The benefits of a global economy
By Brad Perriello -- Industrial Distribution, 3/6/2008 9:20:00 AM
As we noted in our January edition of DMO, more and more foreign investment in American companies is on the horizon.But the Chinese government also wants to encourage investment in its own, home-grown companies. The State Administration of Foreign Exchange said late last year that it plans to triple the limit on local shares foreign entities can buy.
The limit on total foreign investment, currently set at about $10 billion, will rise to roughly $30 billion at an as-yet-unspecified date, according to a posting on the administration’s Web site.

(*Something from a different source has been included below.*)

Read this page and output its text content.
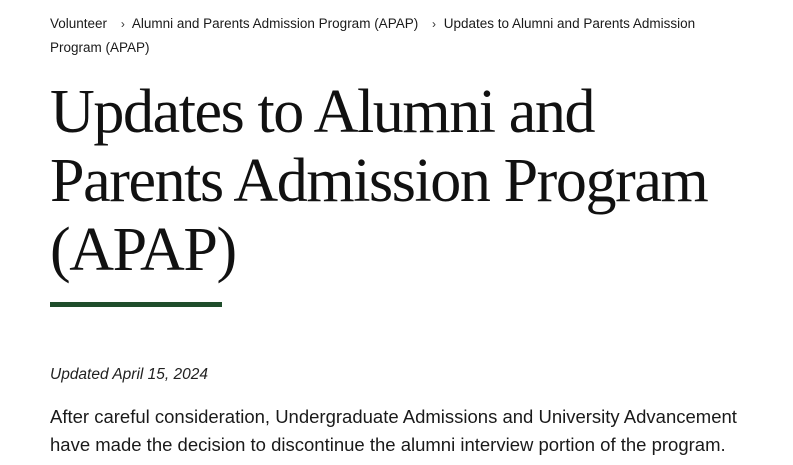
Volunteer › Alumni and Parents Admission Program (APAP) › Updates to Alumni and Parents Admission Program (APAP)
Updates to Alumni and Parents Admission Program (APAP)
Updated April 15, 2024

After careful consideration, Undergraduate Admissions and University Advancement have made the decision to discontinue the alumni interview portion of the program.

That’s quite a change for a country where most local-currency shares are off limits for foreign investors. When China introduced what it calls the Quality Foreign Institutional Investors (QFII) program in 2002, it capped the total allowable foreign investment at $4 billion.
The move is a sign that China is both eager and cautious about opening up its economy. Its leaders seem to know they’ve got the free market tiger by the tail; while they want to foster growth they’re worried about losing control.
The acronym of the foreign investment administration (SAFE) and the title of its Web posting say it all: “Expand QFII and QDII (Quality Domestic Institutional Investors) Investment Actively and Stably.”
As the recent political flap over the North American Free Trade Agreement shows, the global economy is here to stay. But it’s not a one-way street; we have as much to gain from trade with countries like China and Mexico as they do from us.